NovelToon NovelToon
Gadis Tahanan Taipan Gila

Gadis Tahanan Taipan Gila

Status: sedang berlangsung
Genre:Cinta Seiring Waktu / CEO / Crazy Rich/Konglomerat
Popularitas:451
Nilai: 5
Nama Author: chochopie

lin RuanRuan adalah seorang mahasiswa timur yang kuliah di negeri asing, Helsinki adalah kota besar yang ramai dan megah, diantara semua keramaian kota itu nama holder adalah yang paling mendominasi, lin RuanRuan hanya pekerja serabutan di sela waktu kuliahnya, tapi takdir malah membawanya terjerat dengan peria kejam, dingin dan mengerikan, Damon holder, bukan hanya sangat semena- mena pria itu juga terobsesi untuk mengurung lin RuanRuan dalam genggaman tanganya, pada dasarnya keduanya berasal dari tempat yang seharusnya tidak saling bersinggungan Damon dengan segala dominasinya dan lin RuanRuan dengan segala ketidakberdayaannya perlahan menjadi rantai yang mengikat keduanya

Karya ini diterbitkan atas izin NovelToon chochopie, isi konten hanyalah pandangan pribadi pembuatnya, tidak mewakili NovelToon sendiri

bab 22

Suasana di rumah besar itu agak menyeramkan pada malam pertama setelah Lin Ruanruan pulih.

Salju di luar jendela telah berhenti, dan perapian di kamar tidur menyala terang.

Lin Ruanruan meringkuk di bawah selimut, memegang secangkir susu panas, memperhatikan Damon duduk di kaki tempat tidur.

Beberapa hari terakhir ini, dia telah menjadi pacar yang sangat setia, memberinya makan, membersihkan tubuhnya, dan menidurkannya, begitu lembut sehingga dia hampir mengira pria gila yang kasar itu telah dirasuki oleh orang lain.
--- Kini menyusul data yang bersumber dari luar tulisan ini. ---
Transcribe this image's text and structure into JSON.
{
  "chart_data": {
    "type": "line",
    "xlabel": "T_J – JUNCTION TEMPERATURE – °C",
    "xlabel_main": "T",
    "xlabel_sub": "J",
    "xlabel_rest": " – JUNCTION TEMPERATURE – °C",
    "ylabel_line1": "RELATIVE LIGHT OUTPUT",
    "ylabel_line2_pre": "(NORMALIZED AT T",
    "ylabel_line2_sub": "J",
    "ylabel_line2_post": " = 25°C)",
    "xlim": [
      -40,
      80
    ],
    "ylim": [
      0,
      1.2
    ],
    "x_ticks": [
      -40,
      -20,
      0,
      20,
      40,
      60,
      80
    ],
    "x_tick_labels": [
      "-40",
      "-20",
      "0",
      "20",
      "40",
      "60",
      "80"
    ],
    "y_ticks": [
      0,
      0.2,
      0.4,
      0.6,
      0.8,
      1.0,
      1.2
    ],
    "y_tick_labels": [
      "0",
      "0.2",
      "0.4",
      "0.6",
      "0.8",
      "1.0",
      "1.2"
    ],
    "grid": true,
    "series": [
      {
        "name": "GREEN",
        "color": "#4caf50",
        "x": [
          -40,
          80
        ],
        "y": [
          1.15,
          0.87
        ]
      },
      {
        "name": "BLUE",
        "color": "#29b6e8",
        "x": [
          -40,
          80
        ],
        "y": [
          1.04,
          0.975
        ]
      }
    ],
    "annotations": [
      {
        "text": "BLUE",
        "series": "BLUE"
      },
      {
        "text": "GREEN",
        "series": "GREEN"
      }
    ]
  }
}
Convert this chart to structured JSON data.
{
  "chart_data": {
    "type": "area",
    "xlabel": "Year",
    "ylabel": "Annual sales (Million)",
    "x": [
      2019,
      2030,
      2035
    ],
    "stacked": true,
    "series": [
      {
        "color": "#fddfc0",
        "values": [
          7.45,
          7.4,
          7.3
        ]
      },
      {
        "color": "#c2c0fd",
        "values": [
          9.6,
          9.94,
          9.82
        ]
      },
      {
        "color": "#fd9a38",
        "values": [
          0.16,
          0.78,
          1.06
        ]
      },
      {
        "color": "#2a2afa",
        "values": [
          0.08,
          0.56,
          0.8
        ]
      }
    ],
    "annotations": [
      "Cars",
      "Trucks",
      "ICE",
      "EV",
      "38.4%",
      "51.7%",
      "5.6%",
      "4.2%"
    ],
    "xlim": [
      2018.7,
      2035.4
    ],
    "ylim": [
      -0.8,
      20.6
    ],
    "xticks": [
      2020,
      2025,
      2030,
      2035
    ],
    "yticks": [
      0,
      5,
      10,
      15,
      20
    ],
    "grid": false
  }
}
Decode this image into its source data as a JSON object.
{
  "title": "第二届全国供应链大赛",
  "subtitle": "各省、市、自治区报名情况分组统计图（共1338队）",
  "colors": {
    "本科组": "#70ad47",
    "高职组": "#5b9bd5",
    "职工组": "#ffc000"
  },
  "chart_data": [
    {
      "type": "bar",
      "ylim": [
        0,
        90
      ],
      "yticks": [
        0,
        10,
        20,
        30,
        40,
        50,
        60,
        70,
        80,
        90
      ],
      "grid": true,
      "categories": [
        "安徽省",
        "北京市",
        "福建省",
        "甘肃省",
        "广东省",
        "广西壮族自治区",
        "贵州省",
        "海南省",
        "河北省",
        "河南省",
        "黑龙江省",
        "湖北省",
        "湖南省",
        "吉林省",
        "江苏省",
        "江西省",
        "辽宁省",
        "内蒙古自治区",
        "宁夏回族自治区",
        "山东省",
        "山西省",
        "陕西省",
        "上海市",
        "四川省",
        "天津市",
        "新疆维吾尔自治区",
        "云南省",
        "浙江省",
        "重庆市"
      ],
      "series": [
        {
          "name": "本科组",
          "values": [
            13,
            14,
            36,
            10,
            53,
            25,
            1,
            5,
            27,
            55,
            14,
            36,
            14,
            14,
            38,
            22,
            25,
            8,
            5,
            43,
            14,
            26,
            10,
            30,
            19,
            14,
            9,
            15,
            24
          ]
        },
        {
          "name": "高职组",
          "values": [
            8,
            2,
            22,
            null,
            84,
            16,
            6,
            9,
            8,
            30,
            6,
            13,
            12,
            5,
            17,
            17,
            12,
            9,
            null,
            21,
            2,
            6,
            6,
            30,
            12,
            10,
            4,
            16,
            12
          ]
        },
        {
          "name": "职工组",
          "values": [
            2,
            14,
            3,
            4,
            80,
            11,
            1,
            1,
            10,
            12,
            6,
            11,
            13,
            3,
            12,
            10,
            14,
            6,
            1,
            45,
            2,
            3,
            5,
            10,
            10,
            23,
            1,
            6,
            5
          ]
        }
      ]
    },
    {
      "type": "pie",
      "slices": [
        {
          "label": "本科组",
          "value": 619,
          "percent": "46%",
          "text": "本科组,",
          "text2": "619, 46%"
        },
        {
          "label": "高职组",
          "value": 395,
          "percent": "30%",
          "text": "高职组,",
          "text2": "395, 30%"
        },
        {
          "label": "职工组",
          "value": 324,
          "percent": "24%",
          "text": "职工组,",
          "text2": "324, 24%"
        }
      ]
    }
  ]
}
Tapi sekarang, dengan demamnya yang hilang dan radang dingin di tangan dan kakinya mereda, Damon Holder yang familiar dan berbahaya tampaknya telah kembali.

Dia sedang memainkan sebuah benda kecil di tangannya.

Itu adalah remote control untuk rantai pergelangan kakinya.

"Apakah kamu merasa lebih baik?"

Damon mengangkat kelopak matanya, matanya berkedip-kedip dalam cahaya api, tanpa menunjukkan emosi apa pun.

Lin Ruanruan secara naluriah merasakan ada sesuatu yang salah, menelan ludah, dan mengangguk: "Mmm...jauh lebih baik...ah!"

Sebelum dia selesai berbicara, sensasi menegang tiba-tiba datang dari pergelangan kakinya.

Itu adalah fungsi penarikan otomatis dari rantai pergelangan kaki. Meskipun tidak sakit, perasaan terkekang erat oleh mesin itu langsung membuat bulu kuduknya merinding.

Damon melempar remote control dan bangkit berjalan ke samping tempat tidur. Jubah sutra hitamnya menggantung longgar di pinggangnya, memperlihatkan otot dada pucat dan kencang yang besar saat dia bergerak.

Dia mengulurkan tangan, meraih pergelangan kaki Lin RuanRuan melalui selimut, dan tiba-tiba menariknya ke arahnya.

Lin Ruanruan tersentak, meluncur tepat di bawah hidungnya.

"Sekarang kau sudah sembuh, mari kita selesaikan masalah ini."

Jari-jari Damon dingin seperti es, perlahan-lahan bergerak ke atas dari pergelangan kakinya, akhirnya berhenti di betisnya, dengan lembut membelai kulit halus di sana. Gerakannya sangat ringan.

"Mengapa kau tidak segera menekan alarm di ruang peralatan hari itu?"

Suaranya lembut, namun mengandung tekanan yang mencekik. "Apakah kau pikir benda yang kuberikan ini hanya untuk hiasan?"

Lin Ruanruan mundur sedikit, dengan perasaan bersalah menghindari tatapannya. "Saat itu... aku ingin menekannya. Tapi sinyalnya terblokir di sana, jadi tidak berhasil..."

"Sinyal terblokir?"

Damon mencibir, jari-jarinya mengencang, mencengkeram dagunya dan memaksanya untuk menatapnya. "Lin Ruanruan, apakah kau mempertanyakan teknologi keluarga Holder, atau kau menghina kecerdasanku?"

"Gelang kaki ini menggunakan pen positioning satelit militer. Kecuali kau terkunci di bunker nuklir 500 meter di bawah tanah, aku bisa menerima sinyalnya bahkan di Kutub Utara."

Dia mendekat, hidungnya hampir menyentuh hidung Lin Ruanruan. "Kau tidak menekannya karena kau ragu sejenak. Kau berpikir apakah kau bisa menanganinya sendiri, apakah itu akan menggangguku, dan kualifikasi kompetisi sialan itu."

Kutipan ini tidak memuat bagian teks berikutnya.